The increased powers given to the RBI to clean up asset quality, and to intervene in banks at an earlier stage when risks build, represents an important positive step toward ensuring a healthy banking system in the future
Mumbai : Hailing the ordinance empowering the RBI to initiate insolvency process against top defaulters, international ratings agency Fitch Ratings has said India was making concerted efforts to tackle the festering issue.
“Recent regulatory actions in India suggest the authorities are making a more concerted push to tackle banks’ bad loan problems. We believe that asset resolution will be a dominant theme in the sector over the next few years,” Fitch Ratings said in a statement on Thursday.
“The increased powers given to the Reserve Bank of India to clean up asset quality, and to intervene in banks at an earlier stage when risks build, represents an important positive step toward ensuring a healthy banking system in the future,” the statement said.
In the short term, this was likely to create provisioning costs that would mean continued pressure on bank profits, and it was possible that further losses would push some weaker banks closer to breaching minimum capital requirements, unless they received preemptive capital injections.

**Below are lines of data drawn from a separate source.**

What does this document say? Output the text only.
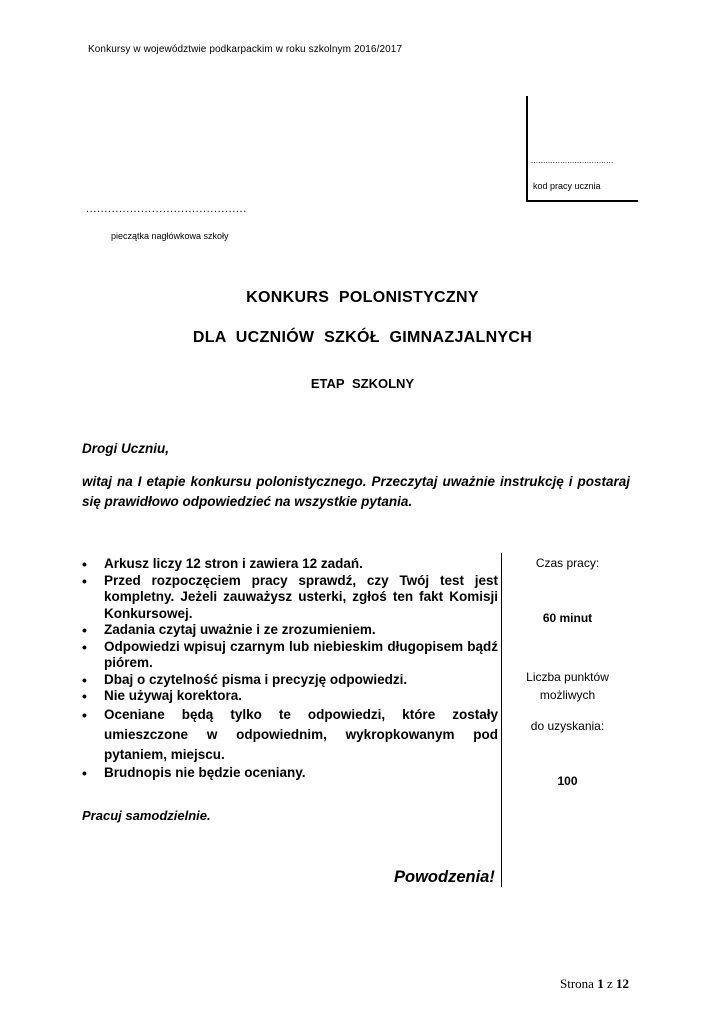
Konkursy w województwie podkarpackim w roku szkolnym 2016/2017
..................................
kod pracy ucznia
............................................
pieczątka nagłówkowa szkoły
KONKURS POLONISTYCZNY
DLA UCZNIÓW SZKÓŁ GIMNAZJALNYCH
ETAP SZKOLNY
Drogi Uczniu,
witaj na I etapie konkursu polonistycznego. Przeczytaj uważnie instrukcję i postaraj się prawidłowo odpowiedzieć na wszystkie pytania.
• Arkusz liczy 12 stron i zawiera 12 zadań.
• Przed rozpoczęciem pracy sprawdź, czy Twój test jest kompletny. Jeżeli zauważysz usterki, zgłoś ten fakt Komisji Konkursowej.
• Zadania czytaj uważnie i ze zrozumieniem.
• Odpowiedzi wpisuj czarnym lub niebieskim długopisem bądź piórem.
• Dbaj o czytelność pisma i precyzję odpowiedzi.
• Nie używaj korektora.
• Oceniane będą tylko te odpowiedzi, które zostały umieszczone w odpowiednim, wykropkowanym pod pytaniem, miejscu.
• Brudnopis nie będzie oceniany.
Czas pracy:
60 minut
Liczba punktów
możliwych
do uzyskania:
100
Pracuj samodzielnie.
Powodzenia!
Strona 1 z 12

“The government’s recent step to enhance the RBI’s powers appears to be a signal to the regulator to assume a more interventionist approach to directly tackle banks’ slow progress on bad loan resolution,” it said. “RBI direction that pushes banks into initiating insolvency processes against borrowers could help to break a deadlock caused by concerns among bank officials that decisions on troubled borrowers will attract investigation by anti-corruption agencies,” it said.